Verdeling van de ontbonden huwelijksgoederengemeenschap na echtscheiding met betrekking tot belastingverplichtingen en bedrijfsactiva

In deze zaak betreft het een hoger beroep over de verdeling van de ontbonden huwelijksgoederengemeenschap tussen een man en een vrouw, die in 1989 in gemeenschap van goederen zijn gehuwd. Tijdens hun huwelijk hebben zij een camping in Zweden opgezet, maar na de breuk is de vrouw teruggekeerd naar Nederland en heeft de man in Zweden verbleven. De vrouw heeft op 3 november 2020 een verzoek tot echtscheiding ingediend, wat leidde tot een aantal beschikkingen van de rechtbank Gelderland. De rechtbank heeft op 13 december 2021 de echtscheiding uitgesproken en alimentatie vastgesteld, maar de verdeling van de gemeenschap is aangehouden.

In de beschikking van 30 januari 2023 heeft de rechtbank de verdeling van de huwelijksgoederengemeenschap vastgesteld, waarbij onder andere de verdeling van de opbrengst van de camping aan de orde kwam. De man heeft bezwaar gemaakt tegen de beslissing van de rechtbank over de belastingverplichtingen, terwijl de vrouw ook grieven heeft geformuleerd met betrekking tot de waarde van de camping en de belastingverplichtingen. Het hof heeft de zaak behandeld en partijen de gelegenheid gegeven om tot een vergelijk te komen, maar zonder resultaat.

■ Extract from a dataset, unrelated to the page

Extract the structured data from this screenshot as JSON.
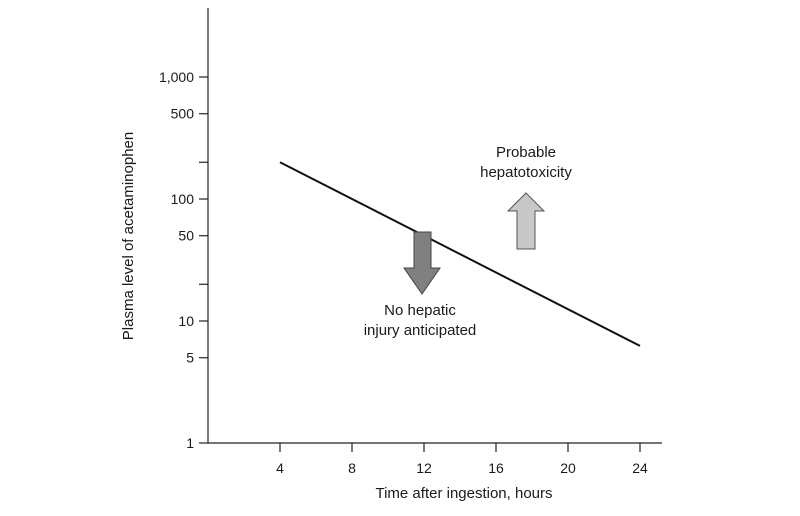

Het hof heeft in zijn overwegingen uiteengezet dat de gemeenschap van goederen op 3 november 2020 is ontbonden en dat de belastingverplichtingen die voor deze datum zijn ontstaan, tot de gemeenschap behoren. De man is verantwoordelijk voor de belastingverplichtingen na deze datum. Het hof heeft de man in de gelegenheid gesteld om bewijsstukken over te leggen met betrekking tot de belastingverplichtingen die voortvloeien uit de verkoop van de camping. De beslissing is aangehouden voor verdere behandeling.

Uitspraak

GERECHTSHOF ARNHEM-LEEUWARDEN

locatie Arnhem
afdeling civiel recht
zaaknummer gerechtshof 200.326.464
(zaaknummer rechtbank Gelderland 387584)
beschikking van 12 december 2023
inzake
[verzoeker],
zonder bekende woon- of verblijfplaats,
verzoeker in het principaal hoger beroep,
verweerder in het incidenteel hoger beroep,
verder te noemen: de man,
advocaat: mr. H. Loonstein te Amsterdam,
en
[verweerster], wonende te [woonplaats1] ,
verweerster in het principaal hoger beroep,
verzoekster in het incidenteel hoger beroep,
verder te noemen: de vrouw,
advocaat: mr. A. Hofman te Barneveld.

1.Het geding in eerste aanleg

Het hof verwijst voor het geding in eerste aanleg naar de beschikkingen van de rechtbank Gelderland, zittingsplaats Arnhem, van 13 december 2021, 3 maart 2022 en 30 januari 2023, uitgesproken onder voormeld zaaknummer.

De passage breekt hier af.